Zukowski also said Libby, a senior captain, was a great role model for younger teammates because he was always at practice “doing exactly what he was supposed to do,” and Zukowski never had to worry about Libby completing his offseason training.

“He’s always his best at the big meets,” Zukowski said. “I mean, I’ll never forget him coming down the straightaway and, you know, his fishing kick (at states this year), and just feeling like I was going to kind of blow up. I was so happy for him and happy for the program and the school.”

Libby said this season’s Class B competition was the most competitive it had been in years, which caused an even bigger struggle with his mindset in the beginning of the season. Libby’s strategy was to conserve his energy for the races that really mattered, those near the end of season. By pacing himself in the beginning, his hope was to empty his tank at the end of the year’s final meets.

“It was definitely just not what I was hoping to do with my senior season,” Libby said in reference to his results. “My mindset was just really not there, like it didn’t feel like states to me, it just didn’t have the same energy. I just wasn’t prepared mentally.”


The Class B state meet was postponed one week due to the mass shooting in Lewiston, and Libby said that made it hard to stay in a competitive race mindset.

Yet, he still came in second place to Lake Region junior Sam Laverdiere, who Libby has raced several times.

“After states, I knew I had what it took to be where I wanted to be for New England,” Libby said. “I was so close, and had I had like, one more week, I remember thinking I would have been able to defend my title. But everything happens for a reason, and I can control what I can control.”

At the New England Championships, Libby was able to finish in the top 25 at the New England Championships, which he said was his goal.

“For New Englands, I heard my coach yell out, ’29,’” Libby said. “So I knew I needed to be top 25 for all New England, so at that point, I guess what was going through my mind was just to pass as many people as I could. I remember doing the math in my head, and I remember thinking I either got 25th or 24th.”

Both Libby and Zukowski agree that his strength in races is the final straightaway sprint, because he is able to run his fastest and pass runners in front of him.


“He’s always had a great finishing kick,” Zukowski said. “That’s kind of his M.O., and he gives a lot of strength. So anytime it’s a hillier course or he’s moving up in a in a pack, he does well.”

Zukowski said Libby will go down in history as one of the top two runners ever at Gray New-Gloucester, along with 2014 graduate Will Shafer.
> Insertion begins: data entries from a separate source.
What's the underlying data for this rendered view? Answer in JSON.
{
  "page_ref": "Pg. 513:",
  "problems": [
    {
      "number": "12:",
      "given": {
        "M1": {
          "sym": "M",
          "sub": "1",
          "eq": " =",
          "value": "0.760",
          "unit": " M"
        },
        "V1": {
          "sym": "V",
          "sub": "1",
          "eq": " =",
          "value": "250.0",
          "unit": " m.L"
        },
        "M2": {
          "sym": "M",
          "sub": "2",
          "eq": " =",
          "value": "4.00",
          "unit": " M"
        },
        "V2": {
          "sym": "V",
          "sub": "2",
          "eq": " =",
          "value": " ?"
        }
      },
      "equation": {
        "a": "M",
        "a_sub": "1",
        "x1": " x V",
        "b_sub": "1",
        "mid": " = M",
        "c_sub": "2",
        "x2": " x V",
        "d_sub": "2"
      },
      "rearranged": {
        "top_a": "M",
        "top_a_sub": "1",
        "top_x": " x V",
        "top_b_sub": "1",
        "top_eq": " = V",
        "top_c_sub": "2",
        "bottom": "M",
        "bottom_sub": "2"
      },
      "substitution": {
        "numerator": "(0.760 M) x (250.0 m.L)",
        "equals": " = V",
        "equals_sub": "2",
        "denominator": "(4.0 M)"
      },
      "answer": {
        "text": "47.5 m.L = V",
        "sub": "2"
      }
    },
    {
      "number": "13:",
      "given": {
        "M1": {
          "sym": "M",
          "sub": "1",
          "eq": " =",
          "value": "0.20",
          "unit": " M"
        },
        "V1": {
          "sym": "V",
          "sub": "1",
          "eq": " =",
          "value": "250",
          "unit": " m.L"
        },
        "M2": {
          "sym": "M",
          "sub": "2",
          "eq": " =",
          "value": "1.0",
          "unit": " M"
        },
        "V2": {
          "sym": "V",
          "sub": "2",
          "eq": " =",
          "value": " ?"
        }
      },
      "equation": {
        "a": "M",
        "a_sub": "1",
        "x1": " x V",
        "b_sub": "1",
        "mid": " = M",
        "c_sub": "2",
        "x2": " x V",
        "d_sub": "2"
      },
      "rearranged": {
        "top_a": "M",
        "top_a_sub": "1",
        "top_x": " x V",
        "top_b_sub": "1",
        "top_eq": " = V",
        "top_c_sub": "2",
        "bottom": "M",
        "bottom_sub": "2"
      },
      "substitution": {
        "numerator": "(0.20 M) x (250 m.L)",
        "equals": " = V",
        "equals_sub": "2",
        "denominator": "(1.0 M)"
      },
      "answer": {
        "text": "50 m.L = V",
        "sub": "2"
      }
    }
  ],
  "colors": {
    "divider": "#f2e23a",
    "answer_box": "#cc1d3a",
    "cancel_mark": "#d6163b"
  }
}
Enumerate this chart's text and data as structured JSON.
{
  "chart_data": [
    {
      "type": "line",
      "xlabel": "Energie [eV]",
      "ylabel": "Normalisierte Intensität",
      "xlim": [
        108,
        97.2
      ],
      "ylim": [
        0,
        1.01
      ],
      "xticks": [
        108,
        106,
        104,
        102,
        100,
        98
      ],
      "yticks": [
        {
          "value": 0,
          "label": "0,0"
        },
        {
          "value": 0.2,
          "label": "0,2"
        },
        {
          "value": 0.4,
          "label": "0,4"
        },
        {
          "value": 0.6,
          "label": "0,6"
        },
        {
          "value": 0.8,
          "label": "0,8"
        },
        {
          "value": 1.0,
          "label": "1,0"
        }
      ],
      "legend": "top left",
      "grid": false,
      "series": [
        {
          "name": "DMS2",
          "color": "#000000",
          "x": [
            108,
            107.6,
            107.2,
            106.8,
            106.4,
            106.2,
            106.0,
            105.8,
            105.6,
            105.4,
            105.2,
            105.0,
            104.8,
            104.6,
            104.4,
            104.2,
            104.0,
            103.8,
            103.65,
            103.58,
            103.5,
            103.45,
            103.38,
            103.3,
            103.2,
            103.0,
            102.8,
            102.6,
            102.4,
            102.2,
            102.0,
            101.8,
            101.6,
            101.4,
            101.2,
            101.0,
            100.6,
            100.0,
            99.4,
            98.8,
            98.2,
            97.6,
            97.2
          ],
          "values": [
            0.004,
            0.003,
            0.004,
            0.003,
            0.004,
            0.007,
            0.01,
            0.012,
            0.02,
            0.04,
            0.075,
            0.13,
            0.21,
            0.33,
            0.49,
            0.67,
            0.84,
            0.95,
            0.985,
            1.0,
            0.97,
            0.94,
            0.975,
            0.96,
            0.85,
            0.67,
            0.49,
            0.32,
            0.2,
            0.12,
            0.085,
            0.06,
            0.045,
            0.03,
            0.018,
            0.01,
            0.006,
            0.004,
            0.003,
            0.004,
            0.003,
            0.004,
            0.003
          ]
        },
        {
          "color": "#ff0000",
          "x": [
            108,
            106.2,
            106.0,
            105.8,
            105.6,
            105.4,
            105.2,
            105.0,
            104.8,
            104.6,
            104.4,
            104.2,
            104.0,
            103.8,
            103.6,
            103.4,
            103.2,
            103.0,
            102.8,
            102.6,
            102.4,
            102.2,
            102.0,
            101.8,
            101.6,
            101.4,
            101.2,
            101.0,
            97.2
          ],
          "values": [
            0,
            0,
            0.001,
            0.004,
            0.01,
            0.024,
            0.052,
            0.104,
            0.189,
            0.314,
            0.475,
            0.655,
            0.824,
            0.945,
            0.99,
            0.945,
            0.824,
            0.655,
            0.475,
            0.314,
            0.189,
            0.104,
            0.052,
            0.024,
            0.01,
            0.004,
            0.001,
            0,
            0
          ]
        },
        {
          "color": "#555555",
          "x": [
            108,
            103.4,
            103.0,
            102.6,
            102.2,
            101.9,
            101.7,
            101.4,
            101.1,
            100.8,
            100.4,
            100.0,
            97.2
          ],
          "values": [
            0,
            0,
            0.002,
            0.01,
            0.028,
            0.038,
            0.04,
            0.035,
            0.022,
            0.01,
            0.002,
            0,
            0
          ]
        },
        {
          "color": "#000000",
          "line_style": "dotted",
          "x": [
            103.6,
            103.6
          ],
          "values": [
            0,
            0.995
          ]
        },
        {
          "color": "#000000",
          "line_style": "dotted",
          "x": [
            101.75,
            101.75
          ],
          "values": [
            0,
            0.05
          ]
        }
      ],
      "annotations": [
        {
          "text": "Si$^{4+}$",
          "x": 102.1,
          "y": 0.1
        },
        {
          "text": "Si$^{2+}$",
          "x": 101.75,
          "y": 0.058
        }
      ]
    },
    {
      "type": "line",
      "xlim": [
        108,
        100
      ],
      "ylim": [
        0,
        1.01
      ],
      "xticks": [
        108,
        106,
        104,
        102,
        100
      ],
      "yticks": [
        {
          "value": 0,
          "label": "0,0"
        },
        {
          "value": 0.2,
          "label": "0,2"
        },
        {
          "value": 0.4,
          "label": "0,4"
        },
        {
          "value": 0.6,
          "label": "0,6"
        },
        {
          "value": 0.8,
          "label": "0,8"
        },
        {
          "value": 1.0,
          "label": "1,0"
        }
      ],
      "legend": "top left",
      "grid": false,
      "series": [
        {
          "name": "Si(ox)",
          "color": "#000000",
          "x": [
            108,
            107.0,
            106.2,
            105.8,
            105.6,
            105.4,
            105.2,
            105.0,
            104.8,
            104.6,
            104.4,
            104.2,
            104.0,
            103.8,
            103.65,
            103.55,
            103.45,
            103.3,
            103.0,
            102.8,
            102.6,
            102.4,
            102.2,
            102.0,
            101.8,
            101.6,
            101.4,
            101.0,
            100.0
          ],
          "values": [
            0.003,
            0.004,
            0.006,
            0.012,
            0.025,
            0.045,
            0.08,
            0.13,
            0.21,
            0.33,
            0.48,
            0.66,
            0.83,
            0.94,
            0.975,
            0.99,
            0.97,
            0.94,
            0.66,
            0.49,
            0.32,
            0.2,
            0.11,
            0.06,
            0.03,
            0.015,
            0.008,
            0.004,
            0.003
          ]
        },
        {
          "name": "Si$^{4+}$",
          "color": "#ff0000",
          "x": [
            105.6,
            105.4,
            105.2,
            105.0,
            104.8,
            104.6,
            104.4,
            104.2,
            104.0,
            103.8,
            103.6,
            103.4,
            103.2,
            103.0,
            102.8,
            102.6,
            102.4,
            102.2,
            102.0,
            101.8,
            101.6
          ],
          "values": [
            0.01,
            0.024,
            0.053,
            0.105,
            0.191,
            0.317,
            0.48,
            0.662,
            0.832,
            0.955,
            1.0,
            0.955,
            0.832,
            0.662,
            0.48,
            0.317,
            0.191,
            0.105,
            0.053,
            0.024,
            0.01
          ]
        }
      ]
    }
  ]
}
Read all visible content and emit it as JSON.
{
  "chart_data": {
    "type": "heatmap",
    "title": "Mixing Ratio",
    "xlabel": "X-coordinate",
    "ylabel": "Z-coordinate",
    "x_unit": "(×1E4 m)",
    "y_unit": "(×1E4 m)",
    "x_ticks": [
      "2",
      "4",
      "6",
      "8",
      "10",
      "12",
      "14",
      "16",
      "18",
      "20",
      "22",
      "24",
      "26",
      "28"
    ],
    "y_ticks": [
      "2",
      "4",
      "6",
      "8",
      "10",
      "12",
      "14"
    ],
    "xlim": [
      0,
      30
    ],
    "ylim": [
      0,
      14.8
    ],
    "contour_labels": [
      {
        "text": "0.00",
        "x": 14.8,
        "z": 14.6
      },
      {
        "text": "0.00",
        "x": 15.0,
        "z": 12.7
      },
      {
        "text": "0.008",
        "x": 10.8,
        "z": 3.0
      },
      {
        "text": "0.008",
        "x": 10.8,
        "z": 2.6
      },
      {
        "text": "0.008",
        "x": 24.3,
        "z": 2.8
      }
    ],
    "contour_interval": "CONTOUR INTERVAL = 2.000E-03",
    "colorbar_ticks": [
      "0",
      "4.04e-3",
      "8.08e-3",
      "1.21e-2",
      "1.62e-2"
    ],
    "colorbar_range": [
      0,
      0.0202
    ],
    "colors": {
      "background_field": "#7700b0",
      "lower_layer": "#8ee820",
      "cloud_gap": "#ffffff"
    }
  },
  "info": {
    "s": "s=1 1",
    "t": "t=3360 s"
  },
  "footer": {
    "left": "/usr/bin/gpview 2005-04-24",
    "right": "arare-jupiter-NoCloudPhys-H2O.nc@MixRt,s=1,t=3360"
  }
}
Shafer holds the school’s 5K record, 15:53.6, which is about four seconds faster than Libby’s personal-best of 15:57.8, which he ran at the state meet.

Libby also is second in program history to Shafer in the outdoor track and field 1,600- and 800-meter runs. Libby ranks second in the 3,200, a spot ahead of Shafer and six seconds behind Ben Garcia’s 2016 time.

Libby said he is currently talking to several NCAA Division-I schools about running both cross country and track in college. Before graduation, he is playing basketball and running track, specifically the 800 and 1,600. He said he has always been active, starting with soccer in elementary school, football in middle school and cross country from sixth grade on.

“After my sophomore cross country season, at states, I had a really bad race, and I was really wanting to redeem myself,” Libby said. “I knew running was my best sport, and it fired me up.”

Libby said he is thankful for the support he received from his teammates, family and coaches throughout his high school career, and is excited to see what he can accomplish this spring and in college.

“The team this year, we really stepped it up,” Libby said. “We tied our best finish in school history and we had a lot of guys over the past few years really lock in and focus up on running, because me and like basically our top three really started taking it serious, like, last summer of 2022. My first year of training in the offseason, I went on to win states and our team went on to be top four in the region, so it was pretty cool that our team qualified for states this year for the first time in like 10 years.”